February 11, 2020
Congress Can and Should Take Action on the ERA
Linda Coberly leads the Appellate & Critical Motions Practice of Winston & Strawn LLP and serves as Chair of the ERA Coalition’s Legal Task Force.
This week, the House of Representatives will take up H. J. Res. 79, which would remove the time limit on ratification of the Equal Rights Amendment. The recent ratifications by Nevada, Illinois, and Virginia have put the practice of imposing time limits to the test, and a lawsuit by the Attorneys General of those three states challenges the time limit’s effectiveness. Whatever happens in the litigation, however, it remains clear that Congress has broad power over the ratification process—so much so that to a great extent, its judgments are not even subject to judicial review. Congress can and should act now to remove the time limit, honoring the expressed will of those three states and the many others—now 38 in all—that have voted in favor of constitutional equality.
Much has been made of Justice Ruth Bader Ginsburg’s recent comments about the Equal Rights Amendment, in which she expressed a preference that the ratification process “start over.” Importantly, Justice Ginsburg did not comment about the pending legislation to remove the time limit, or about the pending lawsuit by the state Attorneys General. Judges do not comment on pending or forthcoming lawsuits—and for good reason. In our constitutional system, judges do not resolve issues in the abstract; they reserve judgment until they have seen and heard the arguments for each side, presented by counsel in an adversary proceeding. Justice Ginsburg did not cross this important line. What she expressed was a preference for a “new beginning” in the face of the “controversy” over what she called the “late comers,” as well as the handful of states that have voted to rescind. To be sure, the existence of this controversy is undeniable and unfortunate. In 2020, there should be no controversy about the Equal Rights Amendment. That is precisely why members of Congress plan to take an important step to resolve it by removing the time limit altogether.
The arguments in support of the current efforts are powerful. The time limit on the ERA does not appear in the body of the amendment itself; Congress chose to place it in the accompanying joint resolution. Through this choice, Congress reserved for itself the power to change it, under the familiar premise that one Congress cannot bind future Congresses. Congress made such a change in 1978, extending the time limit by another three years. And it can do so again now. Doing so would eliminate the argument that the validity of the Equal Rights Amendment depends on something other than Article V of the Constitution, which states in plain text that an amendment “shall be valid to all intents and purposes, as part of this Constitution, when ratified by the legislatures of three fourths of the several States.”

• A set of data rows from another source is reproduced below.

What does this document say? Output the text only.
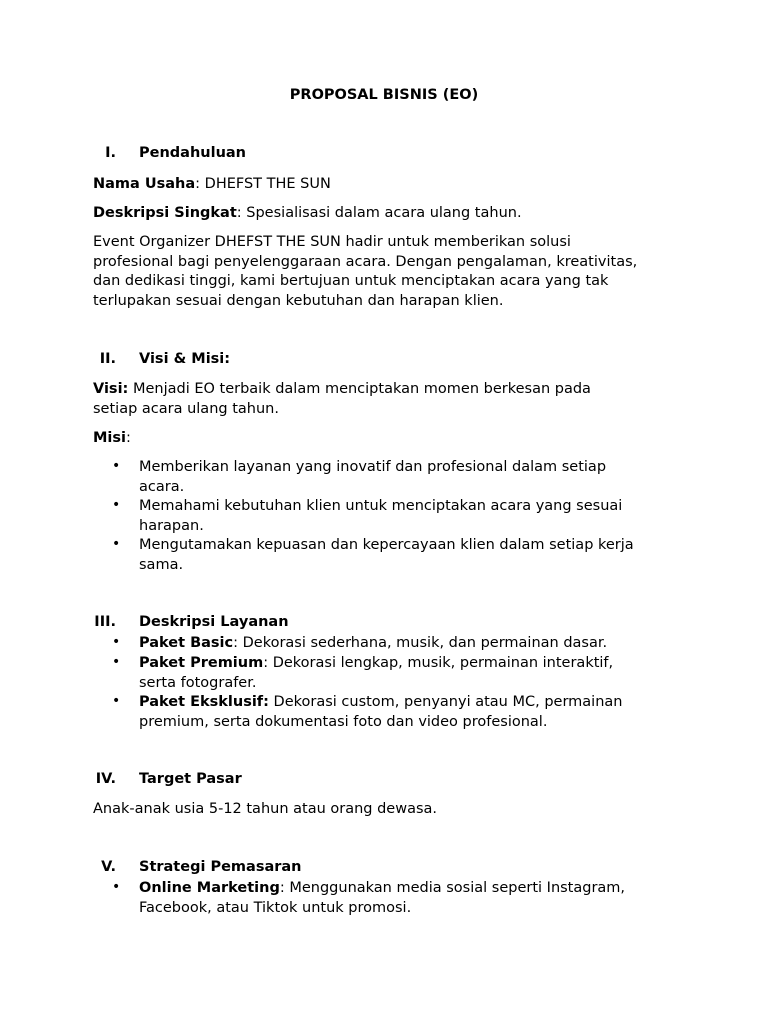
PROPOSAL BISNIS (EO)
I. Pendahuluan
Nama Usaha: DHEFST THE SUN
Deskripsi Singkat: Spesialisasi dalam acara ulang tahun.
Event Organizer DHEFST THE SUN hadir untuk memberikan solusi
profesional bagi penyelenggaraan acara. Dengan pengalaman, kreativitas,
dan dedikasi tinggi, kami bertujuan untuk menciptakan acara yang tak
terlupakan sesuai dengan kebutuhan dan harapan klien.
II. Visi & Misi:
Visi: Menjadi EO terbaik dalam menciptakan momen berkesan pada
setiap acara ulang tahun.
Misi:
• Memberikan layanan yang inovatif dan profesional dalam setiap
acara.
• Memahami kebutuhan klien untuk menciptakan acara yang sesuai
harapan.
• Mengutamakan kepuasan dan kepercayaan klien dalam setiap kerja
sama.
III. Deskripsi Layanan
• Paket Basic: Dekorasi sederhana, musik, dan permainan dasar.
• Paket Premium: Dekorasi lengkap, musik, permainan interaktif,
serta fotografer.
• Paket Eksklusif: Dekorasi custom, penyanyi atau MC, permainan
premium, serta dokumentasi foto dan video profesional.
IV. Target Pasar
Anak-anak usia 5-12 tahun atau orang dewasa.
V. Strategi Pemasaran
• Online Marketing: Menggunakan media sosial seperti Instagram,
Facebook, atau Tiktok untuk promosi.
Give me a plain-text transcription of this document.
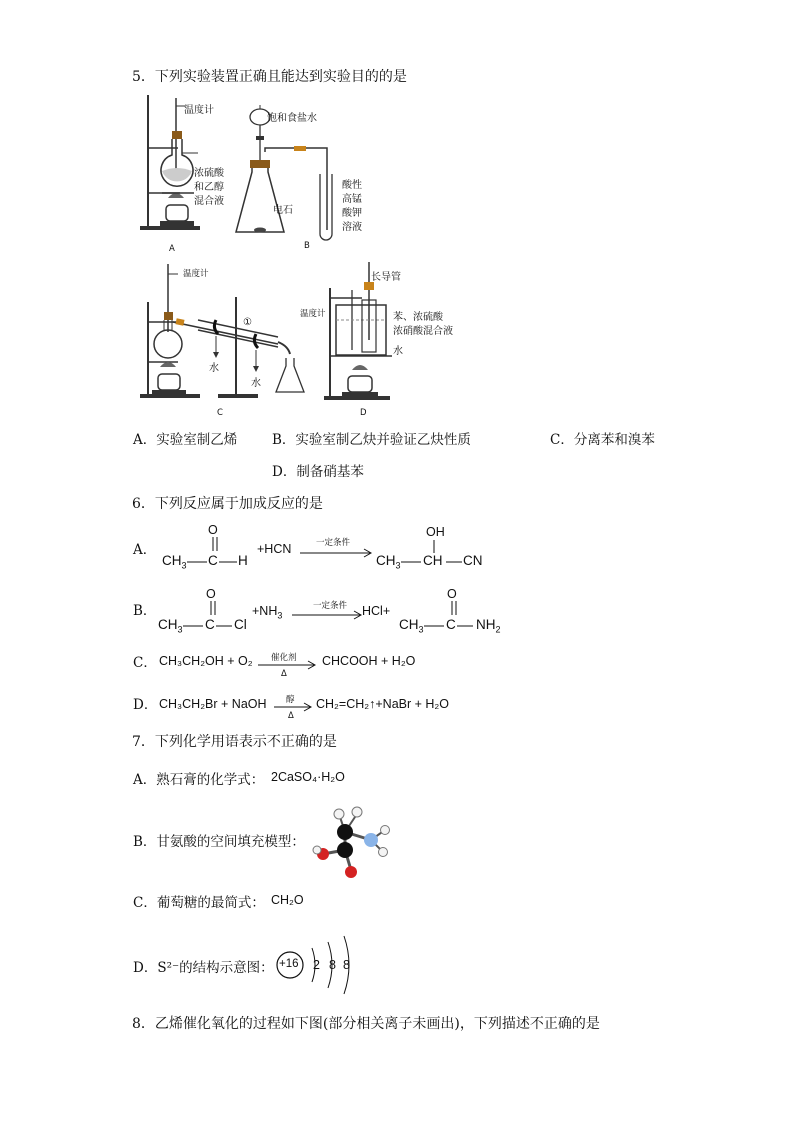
5．下列实验装置正确且能达到实验目的的是
温度计
浓硫酸
和乙醇
混合液
A
饱和食盐水
电石
酸性
高锰
酸钾
溶液
B
温度计
①
水
水
C
长导管
温度计	苯、浓硫酸
浓硝酸混合液
水
D
A．实验室制乙烯	B．实验室制乙炔并验证乙炔性质	C．分离苯和溴苯
D．制备硝基苯
6．下列反应属于加成反应的是
A．
O
$CH_3$ C H
+HCN	一定条件
OH
$CH_3$ CH CN
B．
O
$CH_3$ C Cl
$+NH_3$
一定条件 HCl+
O
$CH_3$ C $NH_2$
C． CH₃CH₂OH + O₂ 催化剂
Δ
CHCOOH + H₂O
D． CH₃CH₂Br + NaOH 醇
Δ
CH₂=CH₂↑+NaBr + H₂O
7．下列化学用语表示不正确的是
A．熟石膏的化学式： 2CaSO₄·H₂O
B．甘氨酸的空间填充模型：
C．葡萄糖的最简式： CH₂O
D．S²⁻的结构示意图： +16 2 8 8
8．乙烯催化氧化的过程如下图(部分相关离子未画出)，下列描述不正确的是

On the merits of the Equal Rights Amendment, Justice Ginsburg’s views are clear. Although she acknowledges the progress that has been made over many years, she recognizes the limits of that progress, even under the 14th Amendment’s Equal Protection Clause. She also notes that even if the ERA were merely symbolic at this point, “it is a very important symbol.” After all, every Constitution written in the world since 1950—even Afghanistan’s—contains a provision equivalent to the ERA. In testimony in support of H. J. Res. 79, scholar and former dean of Stanford Law School Kathleen Sullivan explained that the absence of an equal rights guarantee from our Constitution is a “national embarrassment.” Congress now has the power to correct it.